Geschmack zugunsten  von Masse

Die Ernte der echten Freilandware verzögert sich allerdings um ein bis zwei Wochen. „Das betrifft zum Beispiel Jungzwiebeln. Auch der beliebte Kopfsalat wird mit einiger Verspätung erst Mitte April geerntet“, erklärt Peck. Verantwortlich dafür sind die lang anhaltenden niedrigen und im März teilweise noch frostigen Nachttemperaturen.

In der heurigen Anbauplanung konzentriert sich die SGV wieder auf gewohnte Stärken, aber auch auf Innovationen. Eine Mengensteigerung wird bei Zucchini (4,5 Millionen Stück) und bei Jungzwiebeln (3,5 Millionen Bund) angepeilt, wobei durch laufende Verkostungen auch versucht wird, die Qualität zu steigern. „Wir greifen sogar auf ertragsschwächere Sorten zurück, um noch besseren Geschmack zu erzielen“, betont Peck. Nur durch die innere Qualität könne man sich vom Rest Europas absetzen.
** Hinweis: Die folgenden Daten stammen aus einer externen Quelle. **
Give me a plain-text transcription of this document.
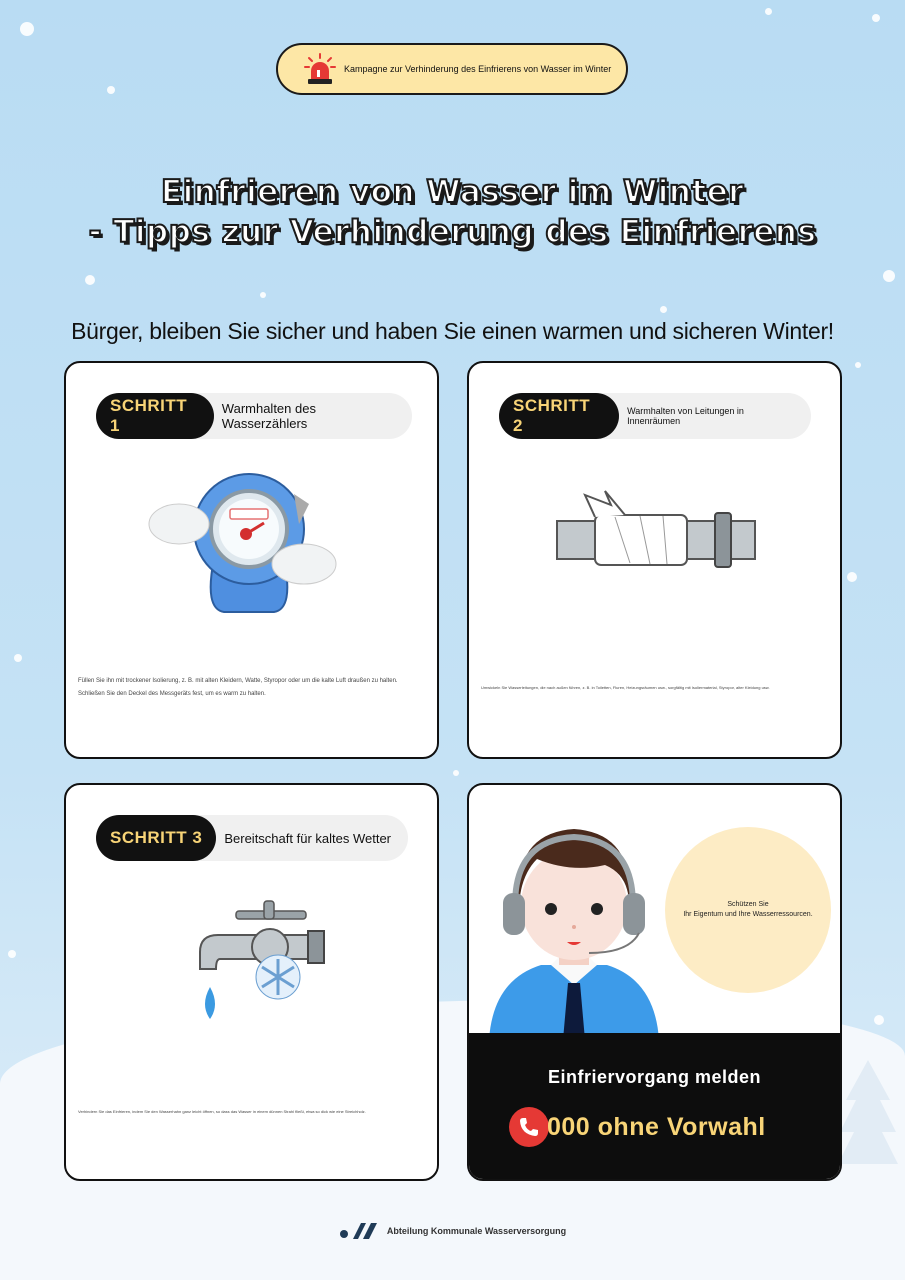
Kampagne zur Verhinderung des Einfrierens von Wasser im Winter
Einfrieren von Wasser im Winter
- Tipps zur Verhinderung des Einfrierens
Bürger, bleiben Sie sicher und haben Sie einen warmen und sicheren Winter!
SCHRITT 1
Warmhalten des Wasserzählers
Füllen Sie ihn mit trockener Isolierung, z. B. mit alten Kleidern, Watte, Styropor oder um die kalte Luft draußen zu halten.
Schließen Sie den Deckel des Messgeräts fest, um es warm zu halten.
SCHRITT 2
Warmhalten von Leitungen in Innenräumen
Umwickeln Sie Wasserleitungen, die nach außen führen, z. B. in Toiletten, Fluren, Heizungsräumen usw., sorgfältig mit Isoliermaterial, Styropor, alter Kleidung usw.
SCHRITT 3	Bereitschaft für kaltes Wetter
Verhindern Sie das Einfrieren, indem Sie den Wasserhahn ganz leicht öffnen, so dass das Wasser in einem dünnen Strahl fließt, etwa so dick wie eine Streichholz.
Schützen Sie
Ihr Eigentum und Ihre Wasserressourcen.
Einfriervorgang melden
000 ohne Vorwahl
Abteilung Kommunale Wasserversorgung
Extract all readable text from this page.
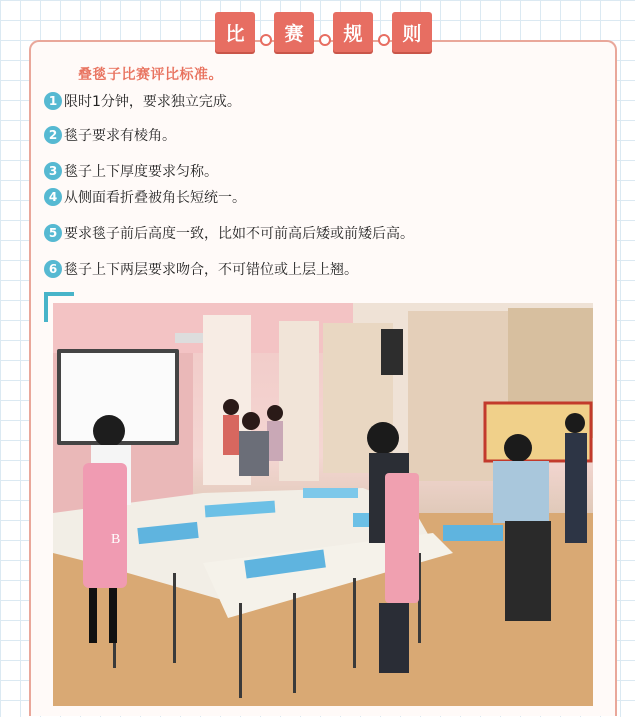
比	赛	规	则
叠毯子比赛评比标准。
1 限时1分钟，要求独立完成。
2 毯子要求有棱角。
3 毯子上下厚度要求匀称。
4 从侧面看折叠被角长短统一。
5 要求毯子前后高度一致，比如不可前高后矮或前矮后高。
6 毯子上下两层要求吻合，不可错位或上层上翘。
B
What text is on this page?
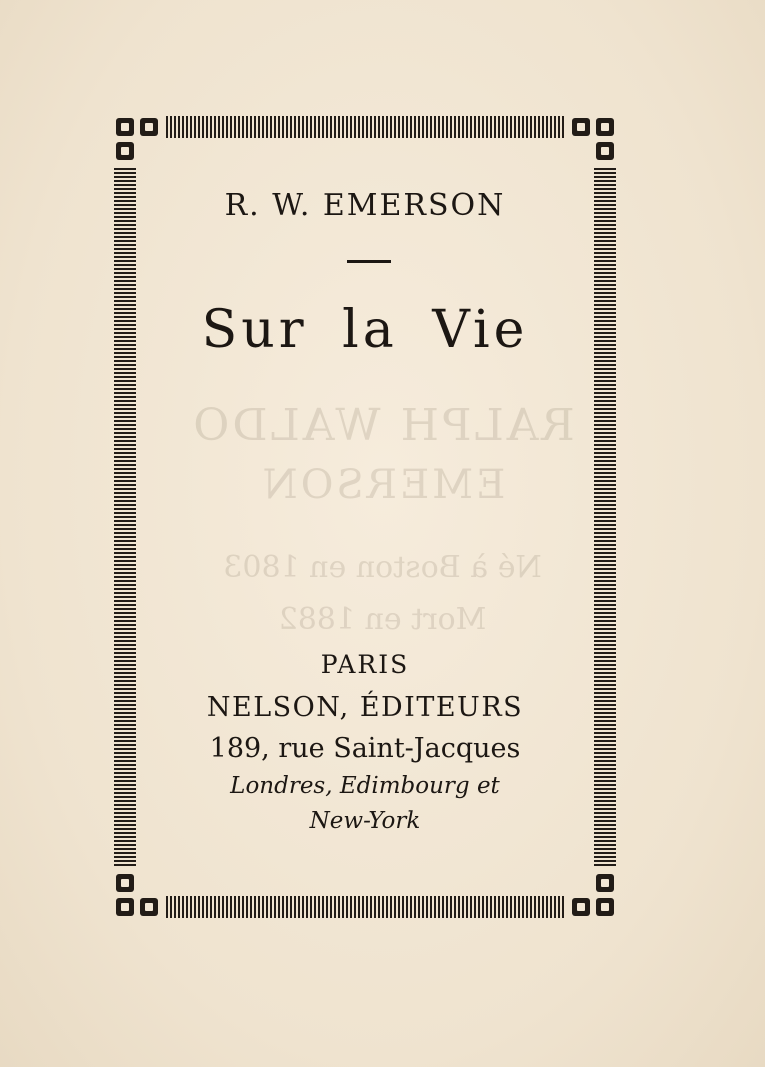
RALPH WALDO
EMERSON
Né à Boston en 1803
Mort en 1882
R. W. EMERSON
Sur la Vie
PARIS
NELSON, ÉDITEURS
189, rue Saint-Jacques
Londres, Edimbourg et
New-York
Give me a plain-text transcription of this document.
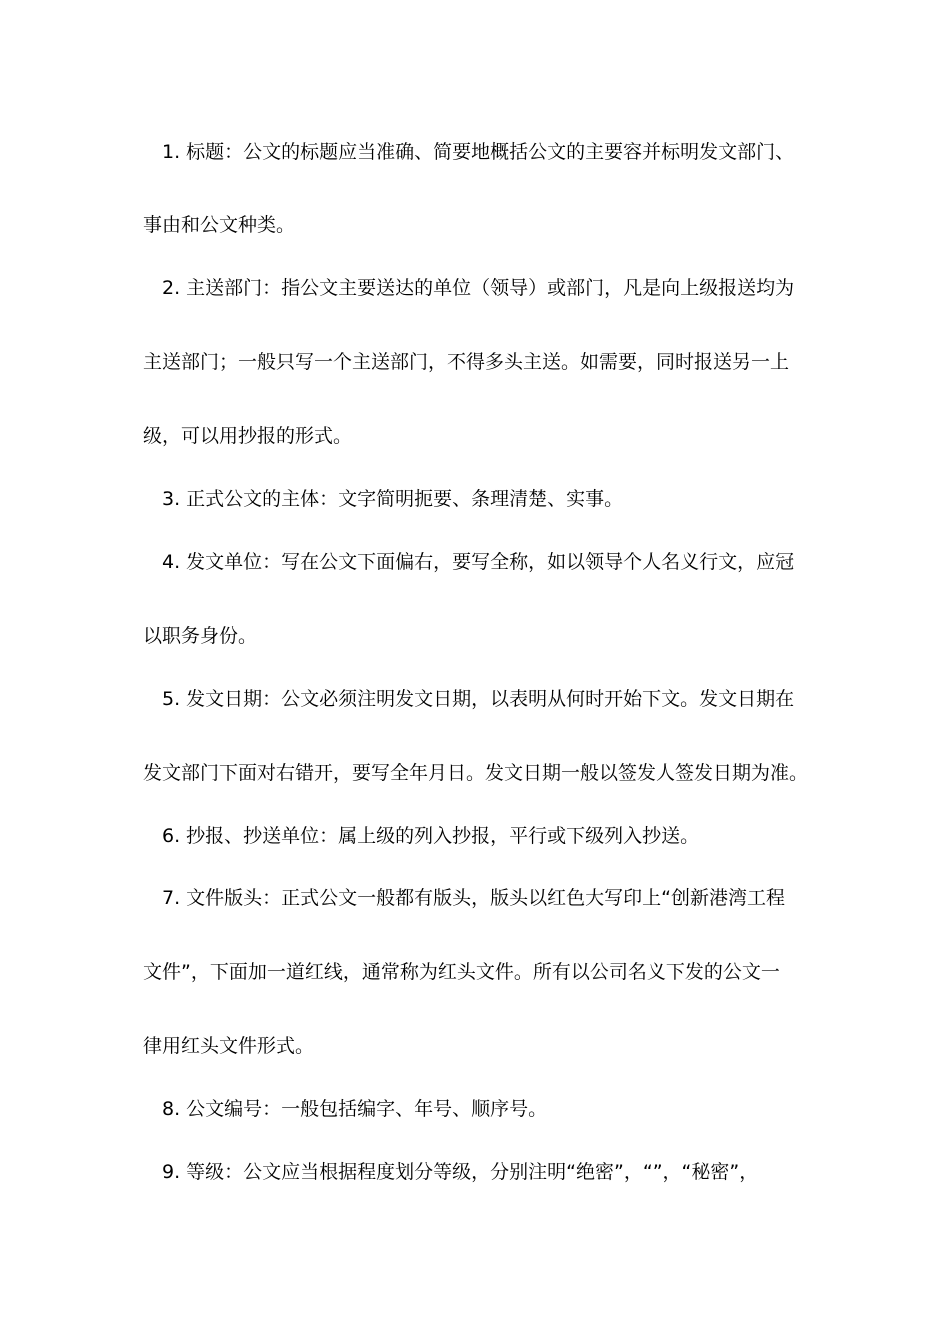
1. 标题：公文的标题应当准确、简要地概括公文的主要容并标明发文部门、
事由和公文种类。
2. 主送部门：指公文主要送达的单位（领导）或部门，凡是向上级报送均为
主送部门；一般只写一个主送部门，不得多头主送。如需要，同时报送另一上
级，可以用抄报的形式。
3. 正式公文的主体：文字简明扼要、条理清楚、实事。
4. 发文单位：写在公文下面偏右，要写全称，如以领导个人名义行文，应冠
以职务身份。
5. 发文日期：公文必须注明发文日期，以表明从何时开始下文。发文日期在
发文部门下面对右错开，要写全年月日。发文日期一般以签发人签发日期为准。
6. 抄报、抄送单位：属上级的列入抄报，平行或下级列入抄送。
7. 文件版头：正式公文一般都有版头，版头以红色大写印上“创新港湾工程
文件”，下面加一道红线，通常称为红头文件。所有以公司名义下发的公文一
律用红头文件形式。
8. 公文编号：一般包括编字、年号、顺序号。
9. 等级：公文应当根据程度划分等级，分别注明“绝密”，“”，“秘密”，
Innovation: Pak Choi und  Schnittgemüse

Für die Entwicklung von neuen Gemüsesorten setzt die SGV seit dem vergangenen Jahr einen Forschungs- und Entwicklungsfond ein. Gemeinsam mit den Gärtnern werden Ideen für neue Sorten entwickelt und getestet. 2011 startet der Wallerner Betrieb erstmals mit Kohlsprossen und Pak Choi, ein Verwandter des Chinakohls. „Letzterer kommt bei den Konsumenten besonders gut an, ist in unserer Breiten aber schwierig zu produzieren“, erklärt Peck. Auch die Convenience-Schiene möchte die SGV gemeinsam mit ihrem Kooperationspartner LGV-Frischgemüse heuer erweitern. Mit den Frischgemüsesuppen wurden 2010 erstmals vorgefertigte Produkte auf den Markt gebracht. Die Produktpalette soll nun durch fertige Salatmischungen und geschnittenem Gemüse erweitert werden.

„Die Selbstversorgungskraft des Burgenlandes bei Gemüse liegt bei 60 Prozent. Und ist damit doppelt so hoch wie bei der Produktion von Schweinefleisch“, erklärt Agrarlandesrat Werner Falb-Meixner. Das sei eine Entwicklung, die man auch im Hinblick des Umweltschutzes nur positiv beurteilen könne. „Die CO2 Belastung, die durch den Transport eines ausländischen Paprikas verursacht wird, ist ungleich größer“, sagt Falb-Meixner.